Sería equivocado pensar, sin embargo, que ese nuevo espectáculo había brotado de la nada. Además de tener detrás una larga serie de experimentos técnicos de todo tipo, en campos como la óptica, la física recreativa, la cronofotografía, la estereoscopía y sus derivados, la mayoría de ellos orientados a la contemplación individual de imágenes llamativas, poseía un antecedente inmediato de carácter colectivo: la linterna mágica. Lo que andando el tiempo se llamaría proyector de diapositivas y más recientemente power-point, para entendernos. Un sistema de proyección de imágenes fijas sobre una pantalla plana, dotado de una fuente de luz encerrada en una cámara oscura, un juego de lentes que primero condensan esa luz y después la difunden, permitiendo lanzarla a cierta distancia, y un soporte en el que se instalan las imágenes, generalmente dibujadas o impresas sobre un cristal transparente.
Pronto, y a lo largo de los siglos XVIII y XIX (CERAM, 1965; FRUTOS, 1996 y 1999), los linternistas ambulantes empezaron a combinar el efecto de varias linternas, la distancia de éstas a la pantalla —usando la retroproyección—, el giro de una imagen sobre otra y muchos procedimientos ingeniosos más, en busca de la ansiada sensación de movimiento1, todavía rudimentaria, a la vez que completaban el espectáculo con su voz, con diversos instrumentos musicales y con ruidos que aumentasen el realismo de lo contemplado.

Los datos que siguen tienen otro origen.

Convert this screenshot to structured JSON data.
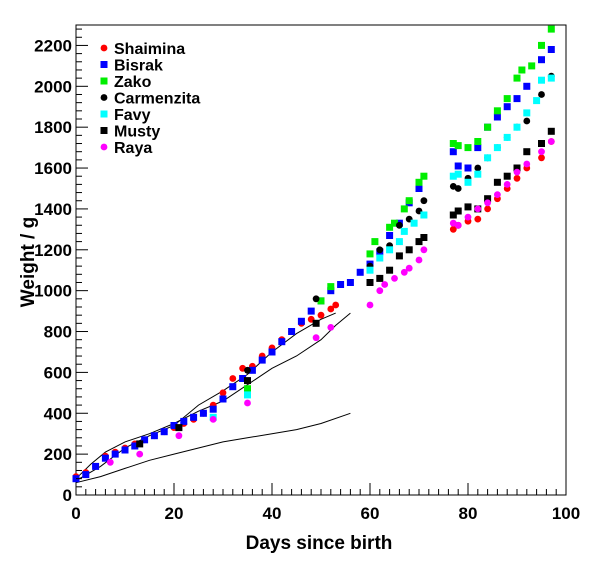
{
  "chart_data": {
    "type": "scatter",
    "title": "",
    "xlabel": "Days since birth",
    "ylabel": "Weight / g",
    "xlim": [
      0,
      100
    ],
    "ylim": [
      0,
      2300
    ],
    "x_ticks": [
      0,
      20,
      40,
      60,
      80,
      100
    ],
    "y_ticks": [
      0,
      200,
      400,
      600,
      800,
      1000,
      1200,
      1400,
      1600,
      1800,
      2000,
      2200
    ],
    "grid": false,
    "legend_position": "top-left",
    "series": [
      {
        "name": "Shaimina",
        "color": "#ff0000",
        "marker": "circle",
        "points": [
          [
            0,
            90
          ],
          [
            2,
            110
          ],
          [
            4,
            140
          ],
          [
            6,
            190
          ],
          [
            8,
            210
          ],
          [
            10,
            230
          ],
          [
            12,
            250
          ],
          [
            14,
            270
          ],
          [
            16,
            290
          ],
          [
            18,
            310
          ],
          [
            20,
            330
          ],
          [
            22,
            350
          ],
          [
            24,
            370
          ],
          [
            26,
            400
          ],
          [
            28,
            440
          ],
          [
            30,
            500
          ],
          [
            32,
            570
          ],
          [
            34,
            620
          ],
          [
            36,
            630
          ],
          [
            38,
            680
          ],
          [
            40,
            720
          ],
          [
            42,
            760
          ],
          [
            44,
            800
          ],
          [
            46,
            840
          ],
          [
            48,
            860
          ],
          [
            50,
            880
          ],
          [
            52,
            910
          ],
          [
            53,
            930
          ],
          [
            77,
            1300
          ],
          [
            78,
            1320
          ],
          [
            80,
            1340
          ],
          [
            82,
            1350
          ],
          [
            84,
            1400
          ],
          [
            86,
            1450
          ],
          [
            88,
            1500
          ],
          [
            90,
            1550
          ],
          [
            92,
            1600
          ],
          [
            95,
            1650
          ],
          [
            97,
            1730
          ]
        ]
      },
      {
        "name": "Bisrak",
        "color": "#0000ff",
        "marker": "square",
        "points": [
          [
            0,
            80
          ],
          [
            2,
            100
          ],
          [
            4,
            140
          ],
          [
            6,
            180
          ],
          [
            8,
            200
          ],
          [
            10,
            220
          ],
          [
            12,
            240
          ],
          [
            14,
            270
          ],
          [
            16,
            290
          ],
          [
            18,
            310
          ],
          [
            20,
            340
          ],
          [
            22,
            360
          ],
          [
            24,
            380
          ],
          [
            26,
            400
          ],
          [
            28,
            420
          ],
          [
            30,
            470
          ],
          [
            32,
            530
          ],
          [
            34,
            570
          ],
          [
            36,
            610
          ],
          [
            38,
            660
          ],
          [
            40,
            700
          ],
          [
            42,
            750
          ],
          [
            44,
            800
          ],
          [
            46,
            850
          ],
          [
            48,
            900
          ],
          [
            50,
            950
          ],
          [
            52,
            1000
          ],
          [
            54,
            1030
          ],
          [
            56,
            1040
          ],
          [
            58,
            1090
          ],
          [
            60,
            1130
          ],
          [
            62,
            1190
          ],
          [
            64,
            1270
          ],
          [
            66,
            1330
          ],
          [
            68,
            1430
          ],
          [
            70,
            1500
          ],
          [
            77,
            1680
          ],
          [
            78,
            1610
          ],
          [
            80,
            1600
          ],
          [
            82,
            1700
          ],
          [
            84,
            1800
          ],
          [
            86,
            1850
          ],
          [
            88,
            1900
          ],
          [
            90,
            1940
          ],
          [
            92,
            2000
          ],
          [
            95,
            2130
          ],
          [
            97,
            2180
          ]
        ]
      },
      {
        "name": "Zako",
        "color": "#00ee00",
        "marker": "square",
        "points": [
          [
            35,
            520
          ],
          [
            50,
            950
          ],
          [
            52,
            1020
          ],
          [
            60,
            1180
          ],
          [
            61,
            1240
          ],
          [
            64,
            1310
          ],
          [
            65,
            1330
          ],
          [
            67,
            1400
          ],
          [
            68,
            1440
          ],
          [
            70,
            1530
          ],
          [
            71,
            1560
          ],
          [
            77,
            1720
          ],
          [
            78,
            1710
          ],
          [
            80,
            1700
          ],
          [
            82,
            1730
          ],
          [
            84,
            1800
          ],
          [
            86,
            1880
          ],
          [
            88,
            1940
          ],
          [
            90,
            2040
          ],
          [
            91,
            2080
          ],
          [
            93,
            2100
          ],
          [
            95,
            2200
          ],
          [
            97,
            2280
          ]
        ]
      },
      {
        "name": "Carmenzita",
        "color": "#000000",
        "marker": "circle",
        "points": [
          [
            35,
            610
          ],
          [
            49,
            960
          ],
          [
            60,
            1120
          ],
          [
            62,
            1200
          ],
          [
            64,
            1220
          ],
          [
            66,
            1320
          ],
          [
            68,
            1350
          ],
          [
            70,
            1390
          ],
          [
            71,
            1440
          ],
          [
            77,
            1510
          ],
          [
            78,
            1500
          ],
          [
            80,
            1550
          ],
          [
            82,
            1600
          ],
          [
            84,
            1650
          ],
          [
            86,
            1700
          ],
          [
            88,
            1750
          ],
          [
            90,
            1800
          ],
          [
            92,
            1830
          ],
          [
            95,
            1960
          ],
          [
            97,
            2050
          ]
        ]
      },
      {
        "name": "Favy",
        "color": "#00ffff",
        "marker": "square",
        "points": [
          [
            28,
            380
          ],
          [
            35,
            490
          ],
          [
            60,
            1100
          ],
          [
            62,
            1160
          ],
          [
            64,
            1200
          ],
          [
            66,
            1240
          ],
          [
            67,
            1290
          ],
          [
            69,
            1330
          ],
          [
            71,
            1370
          ],
          [
            77,
            1560
          ],
          [
            78,
            1570
          ],
          [
            80,
            1530
          ],
          [
            82,
            1570
          ],
          [
            84,
            1650
          ],
          [
            86,
            1700
          ],
          [
            88,
            1750
          ],
          [
            90,
            1800
          ],
          [
            92,
            1870
          ],
          [
            94,
            1930
          ],
          [
            95,
            2030
          ],
          [
            97,
            2040
          ]
        ]
      },
      {
        "name": "Musty",
        "color": "#000000",
        "marker": "square",
        "points": [
          [
            13,
            250
          ],
          [
            21,
            330
          ],
          [
            35,
            560
          ],
          [
            49,
            840
          ],
          [
            60,
            1040
          ],
          [
            62,
            1060
          ],
          [
            64,
            1100
          ],
          [
            66,
            1170
          ],
          [
            68,
            1200
          ],
          [
            70,
            1240
          ],
          [
            71,
            1260
          ],
          [
            77,
            1370
          ],
          [
            78,
            1390
          ],
          [
            80,
            1410
          ],
          [
            82,
            1400
          ],
          [
            84,
            1450
          ],
          [
            86,
            1530
          ],
          [
            88,
            1560
          ],
          [
            90,
            1600
          ],
          [
            92,
            1680
          ],
          [
            95,
            1720
          ],
          [
            97,
            1780
          ]
        ]
      },
      {
        "name": "Raya",
        "color": "#ff00ff",
        "marker": "circle",
        "points": [
          [
            7,
            160
          ],
          [
            13,
            200
          ],
          [
            21,
            290
          ],
          [
            28,
            370
          ],
          [
            35,
            450
          ],
          [
            49,
            770
          ],
          [
            52,
            820
          ],
          [
            60,
            930
          ],
          [
            62,
            1000
          ],
          [
            63,
            1030
          ],
          [
            65,
            1060
          ],
          [
            67,
            1090
          ],
          [
            68,
            1110
          ],
          [
            70,
            1150
          ],
          [
            71,
            1200
          ],
          [
            77,
            1330
          ],
          [
            78,
            1320
          ],
          [
            80,
            1360
          ],
          [
            82,
            1400
          ],
          [
            84,
            1430
          ],
          [
            86,
            1470
          ],
          [
            88,
            1520
          ],
          [
            90,
            1580
          ],
          [
            92,
            1620
          ],
          [
            95,
            1680
          ],
          [
            97,
            1730
          ]
        ]
      }
    ],
    "reference_curves": [
      {
        "points": [
          [
            0,
            80
          ],
          [
            3,
            150
          ],
          [
            6,
            210
          ],
          [
            10,
            260
          ],
          [
            15,
            300
          ],
          [
            20,
            350
          ],
          [
            25,
            410
          ],
          [
            30,
            460
          ],
          [
            35,
            540
          ],
          [
            40,
            620
          ],
          [
            45,
            680
          ],
          [
            50,
            760
          ],
          [
            53,
            830
          ],
          [
            56,
            890
          ]
        ]
      },
      {
        "points": [
          [
            0,
            70
          ],
          [
            5,
            140
          ],
          [
            10,
            230
          ],
          [
            15,
            290
          ],
          [
            20,
            340
          ],
          [
            25,
            440
          ],
          [
            30,
            510
          ],
          [
            35,
            590
          ],
          [
            40,
            700
          ],
          [
            45,
            790
          ],
          [
            50,
            860
          ],
          [
            53,
            890
          ]
        ]
      },
      {
        "points": [
          [
            0,
            60
          ],
          [
            5,
            90
          ],
          [
            10,
            130
          ],
          [
            15,
            170
          ],
          [
            20,
            200
          ],
          [
            25,
            230
          ],
          [
            30,
            260
          ],
          [
            35,
            280
          ],
          [
            40,
            300
          ],
          [
            45,
            320
          ],
          [
            50,
            350
          ],
          [
            56,
            400
          ]
        ]
      }
    ]
  }
}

Esas sesiones, previamente anunciadas y de frecuencia más o menos periódica —las fiestas locales, algunas fechas señaladas de la vida ciudadana, etcétera— habían acostumbrado ya al público a acudir a una sala oscura para dejarse encantar por lo que allí se le ofrecía. Vistas de viajes, lugares o etnias exóticas, historias mínimas —dadas las limitaciones físicas y narrativas del procedimiento—, gags sencillos y ocurrentes, incluso demostraciones de fenómenos naturales y otras aplicaciones didácticas… No en vano entre los creadores de ese artilugio figura el jesuita Athanasius Kircher, que lo utilizó a partir de mediados del siglo XVII en sus clases magistrales del Centro de Estudios Superiores de Roma. En cualquier caso, el cinematógrafo supuso una novedad solo relativa en cuanto espectáculo público y colectivo.

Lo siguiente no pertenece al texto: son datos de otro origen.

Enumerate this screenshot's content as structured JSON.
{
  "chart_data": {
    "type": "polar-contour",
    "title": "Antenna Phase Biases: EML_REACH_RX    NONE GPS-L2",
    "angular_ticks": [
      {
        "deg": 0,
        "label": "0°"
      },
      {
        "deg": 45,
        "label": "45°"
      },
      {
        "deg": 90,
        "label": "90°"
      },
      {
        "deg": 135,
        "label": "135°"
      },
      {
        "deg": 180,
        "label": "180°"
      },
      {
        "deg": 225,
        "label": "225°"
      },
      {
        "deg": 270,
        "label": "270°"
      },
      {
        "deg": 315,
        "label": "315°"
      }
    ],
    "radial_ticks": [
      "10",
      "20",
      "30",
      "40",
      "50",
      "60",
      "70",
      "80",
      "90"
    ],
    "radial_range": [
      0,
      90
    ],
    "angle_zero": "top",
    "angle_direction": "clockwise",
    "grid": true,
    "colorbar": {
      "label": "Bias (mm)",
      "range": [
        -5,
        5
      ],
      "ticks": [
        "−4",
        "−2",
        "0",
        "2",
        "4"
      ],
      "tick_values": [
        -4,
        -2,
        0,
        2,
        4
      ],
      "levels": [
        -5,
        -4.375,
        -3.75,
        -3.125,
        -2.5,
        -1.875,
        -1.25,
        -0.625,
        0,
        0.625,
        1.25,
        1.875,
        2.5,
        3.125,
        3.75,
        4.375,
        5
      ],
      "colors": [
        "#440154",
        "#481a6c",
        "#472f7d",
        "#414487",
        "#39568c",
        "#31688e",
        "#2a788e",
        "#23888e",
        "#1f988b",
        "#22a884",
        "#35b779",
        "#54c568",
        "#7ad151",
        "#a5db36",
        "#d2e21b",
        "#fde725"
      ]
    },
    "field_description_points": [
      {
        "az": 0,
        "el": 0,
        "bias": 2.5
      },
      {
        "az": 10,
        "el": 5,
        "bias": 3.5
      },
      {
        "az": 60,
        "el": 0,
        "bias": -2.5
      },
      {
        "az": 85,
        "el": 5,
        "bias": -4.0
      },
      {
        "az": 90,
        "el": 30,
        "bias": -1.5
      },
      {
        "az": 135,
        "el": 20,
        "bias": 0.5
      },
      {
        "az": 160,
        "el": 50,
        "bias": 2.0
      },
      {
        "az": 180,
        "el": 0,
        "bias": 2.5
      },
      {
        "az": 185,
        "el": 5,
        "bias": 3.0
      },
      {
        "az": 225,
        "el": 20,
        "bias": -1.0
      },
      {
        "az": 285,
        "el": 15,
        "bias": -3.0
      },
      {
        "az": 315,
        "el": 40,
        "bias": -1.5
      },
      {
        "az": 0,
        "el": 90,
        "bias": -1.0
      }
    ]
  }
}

Pero se daba ya entonces una dicotomía que precedió asimismo en más de dos siglos a otra que ha reaparecido en la actualidad y que conviene tener también en cuenta: las personas cultivadas, de clase media y alta, solían contemplar con desprecio aquella diversión de barraca de feria, considerándola vulgar y populachera; sin embargo, algunas de ellas se procuraban una linterna mágica para uso privado, de aspecto más refinado y diseño elegante —parecida a un quinqué, pero pedantemente llamada lampadoscopio—, con la que sorprender y divertir a sus amistades en veladas galantes, mostrándoles las últimas novedades en materia de imágenes, que solían llegarles de forma periódica, mediante suscripción servida por el propio fabricante del aparato.

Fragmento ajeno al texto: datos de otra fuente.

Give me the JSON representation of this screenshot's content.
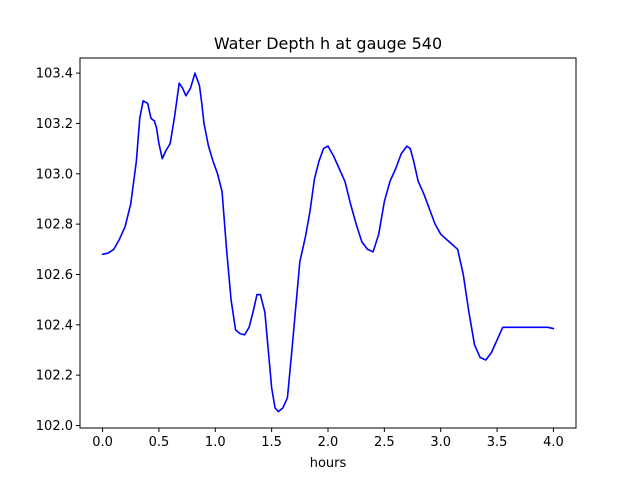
{
  "chart_data": {
    "type": "line",
    "title": "Water Depth h at gauge 540",
    "xlabel": "hours",
    "ylabel": "",
    "xlim": [
      -0.2,
      4.2
    ],
    "ylim": [
      101.99,
      103.46
    ],
    "xticks": [
      0.0,
      0.5,
      1.0,
      1.5,
      2.0,
      2.5,
      3.0,
      3.5,
      4.0
    ],
    "xtick_labels": [
      "0.0",
      "0.5",
      "1.0",
      "1.5",
      "2.0",
      "2.5",
      "3.0",
      "3.5",
      "4.0"
    ],
    "yticks": [
      102.0,
      102.2,
      102.4,
      102.6,
      102.8,
      103.0,
      103.2,
      103.4
    ],
    "ytick_labels": [
      "102.0",
      "102.2",
      "102.4",
      "102.6",
      "102.8",
      "103.0",
      "103.2",
      "103.4"
    ],
    "grid": false,
    "series": [
      {
        "color": "#0000ff",
        "x": [
          0.0,
          0.05,
          0.1,
          0.15,
          0.2,
          0.25,
          0.3,
          0.33,
          0.36,
          0.4,
          0.43,
          0.46,
          0.48,
          0.5,
          0.53,
          0.56,
          0.6,
          0.64,
          0.68,
          0.71,
          0.74,
          0.78,
          0.82,
          0.86,
          0.88,
          0.9,
          0.94,
          0.98,
          1.02,
          1.06,
          1.1,
          1.14,
          1.18,
          1.22,
          1.26,
          1.3,
          1.34,
          1.37,
          1.4,
          1.44,
          1.47,
          1.5,
          1.53,
          1.56,
          1.6,
          1.64,
          1.68,
          1.72,
          1.75,
          1.8,
          1.84,
          1.88,
          1.92,
          1.96,
          2.0,
          2.05,
          2.1,
          2.15,
          2.2,
          2.25,
          2.3,
          2.35,
          2.4,
          2.45,
          2.5,
          2.55,
          2.6,
          2.65,
          2.7,
          2.73,
          2.76,
          2.8,
          2.85,
          2.9,
          2.95,
          3.0,
          3.05,
          3.1,
          3.15,
          3.2,
          3.25,
          3.3,
          3.35,
          3.4,
          3.45,
          3.5,
          3.55,
          3.6,
          3.65,
          3.7,
          3.75,
          3.8,
          3.85,
          3.9,
          3.95,
          4.0
        ],
        "y": [
          102.68,
          102.685,
          102.7,
          102.74,
          102.79,
          102.88,
          103.05,
          103.22,
          103.29,
          103.28,
          103.22,
          103.21,
          103.18,
          103.12,
          103.06,
          103.09,
          103.12,
          103.23,
          103.36,
          103.34,
          103.31,
          103.34,
          103.4,
          103.35,
          103.28,
          103.2,
          103.11,
          103.05,
          103.0,
          102.93,
          102.7,
          102.5,
          102.38,
          102.365,
          102.36,
          102.39,
          102.46,
          102.52,
          102.52,
          102.45,
          102.3,
          102.15,
          102.07,
          102.055,
          102.07,
          102.11,
          102.3,
          102.5,
          102.65,
          102.75,
          102.85,
          102.98,
          103.05,
          103.1,
          103.11,
          103.07,
          103.02,
          102.97,
          102.88,
          102.8,
          102.73,
          102.7,
          102.69,
          102.76,
          102.89,
          102.97,
          103.02,
          103.08,
          103.11,
          103.1,
          103.05,
          102.97,
          102.92,
          102.86,
          102.8,
          102.76,
          102.74,
          102.72,
          102.7,
          102.6,
          102.45,
          102.32,
          102.27,
          102.26,
          102.29,
          102.34,
          102.39,
          102.39,
          102.39,
          102.39,
          102.39,
          102.39,
          102.39,
          102.39,
          102.39,
          102.385
        ]
      }
    ]
  }
}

Cuando hoy se debate sobre el futuro del cine como espectáculo colectivo, frente al auge de los home-cinemas o el individualismo de la pantalla del ordenador y otros artefactos, convendría recordar que antes incluso de su implantación como tal espectáculo existió esa misma distinción, basada entonces en diferencias de clase social.
Porque el desdén manifestado por las élites cultas hacia las sesiones populares tuvo su reflejo en numerosas expresiones de literatos, pensadores e intelectuales en general, que durante años mantuvieron una actitud combativa contra lo que consideraban basto y degradante para el gusto, la imaginación y hasta la moral de las multitudes, que pronto habían hecho del cine una de sus distracciones favoritas.
Ese fenómeno, cuyas proporciones nos asombran todavía hoy, provocó a su vez en los fabricantes de los nuevos productos llamados películas un afán de legitimarlas social y culturalmente, relacionando sus argumentos con temas o espectáculos ya reconocidos, filmando representaciones de obras de teatro respetables o adaptando al nuevo medio novelas y relatos de prestigio. Entre ellos, muchos de origen bíblico, situados por encima de toda sospecha y suficientemente conocidos para la mayoría de los espectadores, que sin embargo nunca había podido verlos con sensación de movimiento.
1.1. Documental y ficción
Si los pioneros habían empezado colocando su cámara ante la realidad, muy pronto la emplazaron también ante espectáculos preexistentes, escénicos y similares, como si fuese un espectador más, que los filmaba para que pudiesen contemplarlos quienes no habían asistido a ellos. Y algunos de esos pioneros, como Georges Méliès, por ejemplo, que procedía del mundo de la magia blanca y las variedades, comprendió enseguida que podía servirse del nuevo artilugio para mostrar en una pantalla trucos, escamoteos y otros efectos sorprendentes que era imposible realizar en vivo. Un terreno en el que alcanzaría también muy pronto brillantes resultados el aragonés Segundo de Chomón, entre otros animosos experimentadores.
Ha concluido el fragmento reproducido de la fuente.